The goal of regularized linear regression is to regulate the weights of the linear regression model to prevent overfitting. 

Overfitting is a problem that occurs when a model is too complex for the available data. In this case, the model will fit the training data very well, but will not generalize well to new data. 

A general rule of thumb is that the more data you have, the less regularization you need, but this is not always the case. You might have very little data, but a lot of features, not all of which are useful. This is a typical use case for regularization, as you can influence the model to focus on the most useful features. 

Another rule of thumb is that in the presence of a way too complex function, reducing all the weights provides a smoother fit, i.e. with a lower variance.

We can then redefine the **cost function** of linear regression as follows: 

$$\displaystyle J(\vec{w}, b) = \frac{1}{2m} \sum_{i=1}^m \left(f_{\vec{w}, b}(\vec{x}^{(i)}) - y^{(i)}\right)^2 + \frac{\lambda}{2m} \sum_{j=1}^n w_j^2$$

where $\lambda$ is the regularization parameter.

So, the partial derivatives with respect to $w_j$ and $b$ are: 

$$\displaystyle \frac{\partial J}{\partial w_j} = \frac{1}{m} \sum_{i=1}^m \left(f_{\vec{w}, b}(\vec{x}^{(i)}) - y^{(i)}\right) x_j^{(i)} + \frac{\lambda}{m} w_j \ \ \ \ for \ j = 1, \ldots, n$$ 

$$\displaystyle \frac{\partial J}{\partial b} = \frac{1}{m} \sum_{i=1}^m \left(f_{\vec{w}, b}(\vec{x}^{(i)}) - y^{(i)}\right)$$

The weights are updated as follows in code, remember that this is the **gradient descent** algorithm, the learning rate $\alpha$ is a hyperparameter that we need to tune.

Also have in mind that the following are not equality assertions, but variable assignments, and that the weights are updated simultaneously.

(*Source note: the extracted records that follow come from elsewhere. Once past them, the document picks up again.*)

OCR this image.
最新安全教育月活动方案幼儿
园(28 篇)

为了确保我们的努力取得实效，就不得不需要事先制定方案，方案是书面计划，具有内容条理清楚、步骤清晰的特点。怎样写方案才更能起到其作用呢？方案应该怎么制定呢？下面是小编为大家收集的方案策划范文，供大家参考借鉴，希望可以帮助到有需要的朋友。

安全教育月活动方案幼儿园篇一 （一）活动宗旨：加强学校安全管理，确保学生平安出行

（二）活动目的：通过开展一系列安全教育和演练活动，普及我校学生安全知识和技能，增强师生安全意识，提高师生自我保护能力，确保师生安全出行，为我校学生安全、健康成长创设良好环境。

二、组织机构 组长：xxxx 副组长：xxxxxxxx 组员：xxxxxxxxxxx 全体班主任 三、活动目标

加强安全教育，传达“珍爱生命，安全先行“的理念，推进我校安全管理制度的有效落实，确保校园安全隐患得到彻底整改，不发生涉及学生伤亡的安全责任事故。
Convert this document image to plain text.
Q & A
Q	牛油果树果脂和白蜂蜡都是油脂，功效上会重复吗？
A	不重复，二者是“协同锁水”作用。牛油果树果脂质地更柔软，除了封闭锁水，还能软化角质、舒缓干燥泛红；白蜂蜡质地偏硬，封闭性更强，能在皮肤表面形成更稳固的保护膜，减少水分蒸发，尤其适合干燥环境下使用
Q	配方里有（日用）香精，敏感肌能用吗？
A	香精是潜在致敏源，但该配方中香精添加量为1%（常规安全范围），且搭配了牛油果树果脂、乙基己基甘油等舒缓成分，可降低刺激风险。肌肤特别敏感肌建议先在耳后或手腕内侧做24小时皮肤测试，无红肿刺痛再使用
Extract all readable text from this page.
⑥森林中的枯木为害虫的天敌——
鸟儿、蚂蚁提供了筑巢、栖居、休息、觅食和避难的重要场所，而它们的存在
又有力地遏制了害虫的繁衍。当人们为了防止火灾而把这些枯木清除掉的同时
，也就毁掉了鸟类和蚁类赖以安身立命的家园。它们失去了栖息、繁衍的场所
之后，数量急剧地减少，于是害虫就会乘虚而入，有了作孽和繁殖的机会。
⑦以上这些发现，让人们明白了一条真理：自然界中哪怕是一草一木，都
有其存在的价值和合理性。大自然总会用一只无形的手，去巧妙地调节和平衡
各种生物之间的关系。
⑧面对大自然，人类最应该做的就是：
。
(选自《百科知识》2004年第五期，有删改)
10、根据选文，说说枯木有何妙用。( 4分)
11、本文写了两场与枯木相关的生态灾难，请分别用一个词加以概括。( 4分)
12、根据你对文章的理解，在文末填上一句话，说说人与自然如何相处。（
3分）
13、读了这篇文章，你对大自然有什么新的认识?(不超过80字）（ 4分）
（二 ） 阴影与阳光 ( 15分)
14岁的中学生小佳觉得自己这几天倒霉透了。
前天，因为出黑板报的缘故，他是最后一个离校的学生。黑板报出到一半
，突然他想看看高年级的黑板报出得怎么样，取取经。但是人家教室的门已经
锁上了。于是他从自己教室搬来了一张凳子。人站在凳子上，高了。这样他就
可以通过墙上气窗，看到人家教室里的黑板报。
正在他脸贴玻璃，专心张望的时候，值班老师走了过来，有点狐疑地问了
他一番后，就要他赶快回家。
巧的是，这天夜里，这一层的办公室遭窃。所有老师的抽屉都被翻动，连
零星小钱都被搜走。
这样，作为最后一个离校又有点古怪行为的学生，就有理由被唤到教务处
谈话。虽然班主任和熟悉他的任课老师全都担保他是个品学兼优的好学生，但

$$\displaystyle w_j = w_j - \alpha \frac{\partial J}{\partial w_j} = w_j - \alpha \left(\frac{1}{m} \sum_{i=1}^m \left(f_{\vec{w}, b}(\vec{x}^{(i)}) - y^{(i)}\right) x_j^{(i)} + \frac{\lambda}{m} w_j\right)$$ 

$$\displaystyle b = b - \alpha \frac{\partial J}{\partial b} = b - \alpha \left(\frac{1}{m} \sum_{i=1}^m \left(f_{\vec{w}, b}(\vec{x}^{(i)}) - y^{(i)}\right)\right)$$

Let's implement this in code.

In [1]:
import numpy as np 
import matplotlib.pyplot as plt 
import seaborn as sns 
plt.style.use('seaborn-v0_8')
%config InlineBackend.figure_format = 'svg'

In [2]:
# creating a linear regression auxiliary function 

def linear_reg(X, w, b):
    return np.dot(X, w) + b

In [3]:
# defining the updated cost function

def J_linear_reg(X, y, w, b, lambda_ = 1): 
    """
    Computes the cost over all examples
    Args:
      X (ndarray (m,n): Data, m examples with n features
      y (ndarray (m,)): target values
      w (ndarray (n,)): model parameters  
      b (scalar)      : model parameter
      lambda_ (scalar): Controls amount of regularization
    Returns:
      cost (scalar):  cost 
    """
    m = X.shape[0]
    n = w.shape[0]

    cost = 0. 
    loss = 0.
    reg_cost = 0.

    for i in range(m):
        y_hat_i = linear_reg(X[i], w, b) 
        loss += (y_hat_i - y[i])**2
    loss /= (2*m)

    for j in range(n):
        reg_cost += (w[j])**2 
    reg_cost *= (lambda_ / (2*m)) 

    cost = loss + reg_cost

    return cost

Let's test this with some random data. 

In [4]:
np.random.seed(1)
X_tmp = np.random.rand(5, 6)
y_tmp = np.array([0, 1, 0, 1, 0])
w_tmp = np.random.rand(X_tmp.shape[1]).reshape(-1, ) - 0.5 
b_tmp = 0.5 
lambda_tmp = 0.7 

cost_tmp = J_linear_reg(X=X_tmp, y=y_tmp, w=w_tmp, b=b_tmp, lambda_=lambda_tmp)

cost_tmp

0.07917239320214275